Ferrovial has launched its global digitalisation and virtualisation strategy for infrastructure. Known as Infraverse, the strategy brings infrastructure and the metaverse together.
Infraverse brings together technologies such as virtualisation, augmented reality, AI, behavioural science, stakeholder engagement, simulation and digital twins, with robust data as a bedrock and a focus on the full asset lifecycle. Ferrovial has used the technologies to varying degrees on 10 major projects, and has generated 100 business cases.
Ferrovial is using an open ecosystem of technology companies, including major names such as Microsoft, Bentley Systems, Autodesk, Nvidia, Salesforce and game engine developers Unity and Unreal Engine. The strategy acknowledges the need to work globally and therefore the need to work with other sector and regional technology providers.
Rafael Fernández, innovation director at Ferrovial, said: “For the first time, we are combining advanced visualisation technologies and virtual gaming environments with the operation of real transportation and energy infrastructures. Immersive environments that combine the real world and virtual reality enable interaction between the two and have direct applications in the company’s everyday activities. This interaction affords Ferrovial a strong degree of flexibility in design as well as efficiency in asset management and operation. It also improves safety for workers and users.”
He added: “In combination with other advanced technologies such as AI and 5G connectivity, we are driving a new generation of sustainable transport infrastructures to offer our clients efficient solutions, as well as achieving advanced operation throughout the asset lifecycle.”
Remote immersive collaboration
BIMplus undertook a whistle-stop tour of some of Ferrovial’s projects that have already deployed the technologies under the Infraverse banner.
The tour took place from the safety of the mission control room in Ferrovial’s Chiswick, west London office. Known as an Infraverse-lab (pictured above), it’s a Mission Room collaboration space with floor-to-ceiling touch screens. It connects with similar rooms in the Madrid and Austin, Texas, offices, and allows teams in one lab (room) to collaborate remotely with teams in the other labs, using the same data sets and programmes. The fourth wall (with its floor-to-ceiling touch screen) opens and closes, offering a 360-degree experience for users. Ferrovial expects to open more labs later this year.
Our tour was conducted by Darren Anderson, head of the Ferrovial centre of excellence for asset management and process digitisation. He highlighted the creation of an immersive 3D model of the North Tarrant Expressway in Texas to assess road users’ response to different scenarios. Those scenarios include hazards (accidents and lane closures, for example) and changing lighting and weather conditions. The model can simulate road users’ response to roadside messaging, allowing Ferrovial to test before deployment in the real world.

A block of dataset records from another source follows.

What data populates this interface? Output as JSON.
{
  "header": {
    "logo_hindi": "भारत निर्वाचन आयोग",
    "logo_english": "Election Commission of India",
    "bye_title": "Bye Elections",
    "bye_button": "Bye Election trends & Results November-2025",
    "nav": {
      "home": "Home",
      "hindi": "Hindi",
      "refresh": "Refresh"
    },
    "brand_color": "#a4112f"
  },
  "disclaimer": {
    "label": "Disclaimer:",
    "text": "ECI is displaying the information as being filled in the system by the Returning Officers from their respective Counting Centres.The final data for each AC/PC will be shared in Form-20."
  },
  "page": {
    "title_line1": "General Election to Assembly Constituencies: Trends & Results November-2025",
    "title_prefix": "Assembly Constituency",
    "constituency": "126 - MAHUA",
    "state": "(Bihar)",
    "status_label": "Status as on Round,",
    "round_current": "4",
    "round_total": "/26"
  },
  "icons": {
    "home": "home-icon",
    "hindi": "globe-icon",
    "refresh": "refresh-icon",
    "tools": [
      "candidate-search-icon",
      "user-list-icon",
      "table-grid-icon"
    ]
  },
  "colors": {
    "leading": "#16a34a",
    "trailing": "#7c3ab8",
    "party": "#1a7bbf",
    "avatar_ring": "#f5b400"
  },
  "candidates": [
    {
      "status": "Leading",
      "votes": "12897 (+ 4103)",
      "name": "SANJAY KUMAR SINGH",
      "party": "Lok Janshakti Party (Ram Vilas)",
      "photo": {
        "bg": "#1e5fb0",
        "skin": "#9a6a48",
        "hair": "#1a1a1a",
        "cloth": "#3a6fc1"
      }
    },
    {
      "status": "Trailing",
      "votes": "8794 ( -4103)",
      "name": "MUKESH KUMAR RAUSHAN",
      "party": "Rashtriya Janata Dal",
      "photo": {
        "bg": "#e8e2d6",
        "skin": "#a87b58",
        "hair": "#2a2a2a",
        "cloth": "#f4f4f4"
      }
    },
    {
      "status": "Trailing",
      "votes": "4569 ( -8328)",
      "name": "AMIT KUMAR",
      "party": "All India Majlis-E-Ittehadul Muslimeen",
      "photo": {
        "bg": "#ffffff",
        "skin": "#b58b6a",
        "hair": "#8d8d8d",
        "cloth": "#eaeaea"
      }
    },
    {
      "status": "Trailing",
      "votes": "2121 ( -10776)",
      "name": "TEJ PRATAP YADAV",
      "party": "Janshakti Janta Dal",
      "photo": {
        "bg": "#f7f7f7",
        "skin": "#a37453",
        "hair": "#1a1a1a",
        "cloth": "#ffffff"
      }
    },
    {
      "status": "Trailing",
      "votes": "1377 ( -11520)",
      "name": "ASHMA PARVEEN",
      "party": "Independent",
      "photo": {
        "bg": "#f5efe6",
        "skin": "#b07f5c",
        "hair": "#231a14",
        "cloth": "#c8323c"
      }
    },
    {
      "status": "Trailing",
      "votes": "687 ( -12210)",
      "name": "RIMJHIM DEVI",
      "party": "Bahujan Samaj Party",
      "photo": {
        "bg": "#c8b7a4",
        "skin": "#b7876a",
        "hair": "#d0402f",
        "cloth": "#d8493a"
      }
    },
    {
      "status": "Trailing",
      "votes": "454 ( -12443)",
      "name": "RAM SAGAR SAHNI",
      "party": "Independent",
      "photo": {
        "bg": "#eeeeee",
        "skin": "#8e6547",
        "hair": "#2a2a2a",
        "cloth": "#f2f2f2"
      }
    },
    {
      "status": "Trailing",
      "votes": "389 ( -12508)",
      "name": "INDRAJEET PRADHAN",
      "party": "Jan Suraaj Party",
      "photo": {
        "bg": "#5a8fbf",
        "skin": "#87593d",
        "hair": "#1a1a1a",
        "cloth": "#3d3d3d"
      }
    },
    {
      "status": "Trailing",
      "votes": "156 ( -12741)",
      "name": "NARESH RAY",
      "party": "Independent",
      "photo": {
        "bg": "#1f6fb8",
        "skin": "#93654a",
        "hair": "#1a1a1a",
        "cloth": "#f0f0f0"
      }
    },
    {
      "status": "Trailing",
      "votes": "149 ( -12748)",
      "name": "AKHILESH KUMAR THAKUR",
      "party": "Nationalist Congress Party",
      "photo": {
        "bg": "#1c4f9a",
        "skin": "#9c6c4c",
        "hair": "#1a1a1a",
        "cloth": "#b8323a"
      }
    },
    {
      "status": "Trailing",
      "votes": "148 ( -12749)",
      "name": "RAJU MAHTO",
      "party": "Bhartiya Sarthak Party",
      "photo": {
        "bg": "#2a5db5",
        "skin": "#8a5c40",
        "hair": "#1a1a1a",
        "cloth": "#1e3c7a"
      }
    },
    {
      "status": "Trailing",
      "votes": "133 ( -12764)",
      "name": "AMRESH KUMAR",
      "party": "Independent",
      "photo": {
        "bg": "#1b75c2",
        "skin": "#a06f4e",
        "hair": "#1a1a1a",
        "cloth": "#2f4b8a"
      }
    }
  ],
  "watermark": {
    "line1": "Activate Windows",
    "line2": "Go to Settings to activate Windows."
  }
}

With autonomous vehicles in mind, Anderson also revealed that Ferrovial can simulate the impact of traffic flow and obstructions on 5G signal strength for vehicle-to-vehicle and vehicle-to-infrastructure communications. The AIVIA simulation system allows Ferrovial to optimise the location of sensors along a road.
Predicting people movement
BIMplus was then transported via the lab to a new airport terminal design for a simulation of travellers navigating their way through that building. With data including flight schedules and traffic numbers, the system (running off the Unity game engine) analyses the impact of the interior design on the movement of travellers. For example, it allows an operator to throw an alarm switch to see how travellers would find their ways to the emergency exits.
The lab allows a further extension of this beyond AI-generated actors: a human being can don a headset and navigate their way through the virtual airport terminal.
Headsets are also being used for virtual safety training.